Arianespace launch VA 217 Mission accomplished! Ariane 5 ECA orbits ABS-2 and Athena Fidus

On February 6, at 21:30 UT, Arianespace carried out the 58th successful Ariane 5 launch in a row, orbiting two telecommunications satellites: ABS-2 for the operator ABS and Athena-Fidus for Telespazio, on behalf of the French and Italian space agencies.

First Ariane 5 launch in 2014 and 58th successful launch in a row: Arianespace continues to deliver the world’s most reliable launch service!

Today’s successful mission, the 58th in a row for Europe’s Ariane 5 launcher, confirms that Arianespace continues to set the standard for guaranteed access to space for all operators, whether national or international space agencies, private industry or governments.

Following the announcement of the orbital injection of the ABS-2 and Athena Fidus satellites, Arianespace Chairman and CEO Stéphane Israël said, “Today’s launch, the 58th success in a row for Ariane 5 and the 250th launch for our family of Ariane, Soyuz and Vega launchers, confirms the unrivaled reliability and availability of our launch systems. I would like to underscore our pride this evening in being able to meet the requirements of two customers that symbolize Arianespace’s dual mission: to offer highly reliable services to private operators from around the world, like ABS, and to guarantee independent access to space to European governments, today for the French and Italian ministries of defense and homeland security units working in partnership with CNES, ASI and Telespazio. I would like to thank ABS for entrusting us with their first launch contract, and also thank Telespazio, along with customers CNES and ASI, for their loyalty. In addition, I would like to express my gratitude to Airbus Defence & Space, as the industrial prime contractor for Ariane 5, to the rest of the European space industry and to the teams from CNES-CSG for today’s magnificent success.”

A launch for a global operator, ABS

ABS is one of the fastest growing global satellite operators in the world. ABS operates a fleet of five satellites, which will now include ABS-2. In addition, ABS has ordered two new satellites, slated for launch in the next two years.

The ABS-2 satellite was built by Space Systems/Loral (SS/L) using the LS-1300 platform. It weighed more than 6,330 kg at launch, and will be positioned in geostationary orbit at 75 degrees East. Fitted with C, Ku and Ka-band transponders, it will provide telecommunications, direct-to-home (DTH) broadcasting, multimedia and data transmission services for Africa, the Asia-Pacific, Europe, the Middle East, Russia and the Commonwealth of Independent States (CIS).

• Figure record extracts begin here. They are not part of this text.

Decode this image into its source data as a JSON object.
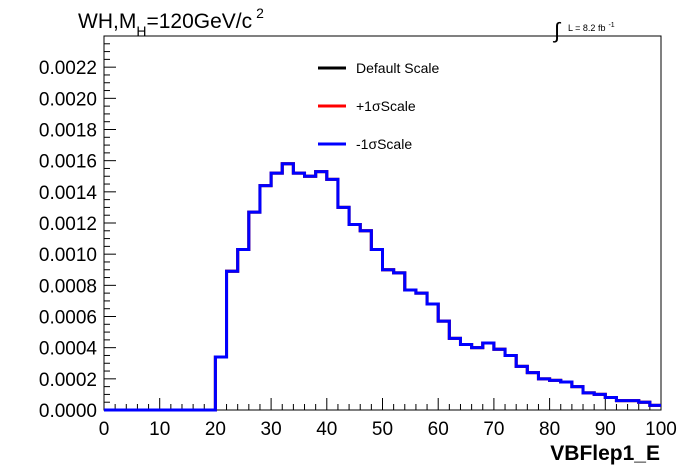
{
  "chart_data": {
    "type": "line",
    "title_main": "WH,M",
    "title_sub": "H",
    "title_rest": "=120GeV/c",
    "title_sup": "2",
    "lumi_prefix": "∫",
    "lumi_label": "L = 8.2 fb",
    "lumi_sup": "-1",
    "xlabel": "VBFlep1_E",
    "xlim": [
      0,
      100
    ],
    "ylim": [
      0,
      0.0024
    ],
    "xticks": [
      "0",
      "10",
      "20",
      "30",
      "40",
      "50",
      "60",
      "70",
      "80",
      "90",
      "100"
    ],
    "yticks": [
      "0.0000",
      "0.0002",
      "0.0004",
      "0.0006",
      "0.0008",
      "0.0010",
      "0.0012",
      "0.0014",
      "0.0016",
      "0.0018",
      "0.0020",
      "0.0022"
    ],
    "grid": false,
    "legend_position": "top-center",
    "bin_edges": [
      0,
      2,
      4,
      6,
      8,
      10,
      12,
      14,
      16,
      18,
      20,
      22,
      24,
      26,
      28,
      30,
      32,
      34,
      36,
      38,
      40,
      42,
      44,
      46,
      48,
      50,
      52,
      54,
      56,
      58,
      60,
      62,
      64,
      66,
      68,
      70,
      72,
      74,
      76,
      78,
      80,
      82,
      84,
      86,
      88,
      90,
      92,
      94,
      96,
      98,
      100
    ],
    "series": [
      {
        "name": "Default Scale",
        "color": "#000000",
        "values": [
          0,
          0,
          0,
          0,
          0,
          0,
          0,
          0,
          0,
          0,
          0.00034,
          0.00089,
          0.00103,
          0.00127,
          0.00144,
          0.00152,
          0.00158,
          0.00152,
          0.0015,
          0.00153,
          0.00148,
          0.0013,
          0.00119,
          0.00115,
          0.00103,
          0.0009,
          0.00088,
          0.00077,
          0.00075,
          0.00068,
          0.00057,
          0.00046,
          0.00042,
          0.0004,
          0.00043,
          0.00039,
          0.00035,
          0.00028,
          0.00024,
          0.0002,
          0.00019,
          0.00018,
          0.00015,
          0.00011,
          0.0001,
          8e-05,
          6e-05,
          6e-05,
          5e-05,
          3e-05
        ]
      },
      {
        "name": "+1σScale",
        "color": "#ff0000",
        "values": [
          0,
          0,
          0,
          0,
          0,
          0,
          0,
          0,
          0,
          0,
          0.00034,
          0.00089,
          0.00103,
          0.00127,
          0.00144,
          0.00152,
          0.00158,
          0.00152,
          0.0015,
          0.00153,
          0.00148,
          0.0013,
          0.00119,
          0.00115,
          0.00103,
          0.0009,
          0.00088,
          0.00077,
          0.00075,
          0.00068,
          0.00057,
          0.00046,
          0.00042,
          0.0004,
          0.00043,
          0.00039,
          0.00035,
          0.00028,
          0.00024,
          0.0002,
          0.00019,
          0.00018,
          0.00015,
          0.00011,
          0.0001,
          8e-05,
          6e-05,
          6e-05,
          5e-05,
          3e-05
        ]
      },
      {
        "name": "-1σScale",
        "color": "#0000ff",
        "values": [
          0,
          0,
          0,
          0,
          0,
          0,
          0,
          0,
          0,
          0,
          0.00034,
          0.00089,
          0.00103,
          0.00127,
          0.00144,
          0.00152,
          0.00158,
          0.00152,
          0.0015,
          0.00153,
          0.00148,
          0.0013,
          0.00119,
          0.00115,
          0.00103,
          0.0009,
          0.00088,
          0.00077,
          0.00075,
          0.00068,
          0.00057,
          0.00046,
          0.00042,
          0.0004,
          0.00043,
          0.00039,
          0.00035,
          0.00028,
          0.00024,
          0.0002,
          0.00019,
          0.00018,
          0.00015,
          0.00011,
          0.0001,
          8e-05,
          6e-05,
          6e-05,
          5e-05,
          3e-05
        ]
      }
    ]
  }
}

ABS-2 is the 43rd satellite built by Space Systems/Loral to be launched by Arianespace.

A dual mission: for civil and military communications

Athena-Fidus (Access on THeatres for European Nations Allied forces – French Italian Dual Use Satellite) is a French-Italian telecommunications satellite using state-of-the-art technologies to provide broadband Internet services. Operated jointly by the French and Italian space agencies, CNES and ASI, respectively, it will provide telecommunications services to both armed forces and homeland security units in France and Italy, along with the capacity offered by the countries’ Syracuse 3 and Sicral satellites.

Athena-Fidus was built by Thales Alenia Space using a Spacebus 4000B2 platform. Weighing 3,080 kg at launch, it offers a design life exceeding 15 years.

It is the 130th payload built by Thales Alenia Space and launched by Arianespace.

The ABS-2/Athena-Fidus mission at a glance

The mission was carried out by an Ariane 5 ECA launcher from Europe’s Spaceport in Kourou, French Guiana. Liftoff was on Thursday, February 6, 2014 at 5:30 pm local time in Kourou (3:30 pm in Washington, D.C., 20:30 UT, 9:30 pm in Paris, and on Friday, February 7 at 4:30 am in Hong Kong).

This was the 216th Ariane launch. Airbus Defence & Space is the industrial prime contractor for Ariane launch vehicles. The Ariane 5 ECA used on this mission boosted 10,214 kg into geostationary transfer orbit, including 9,410 kg for the two satellites.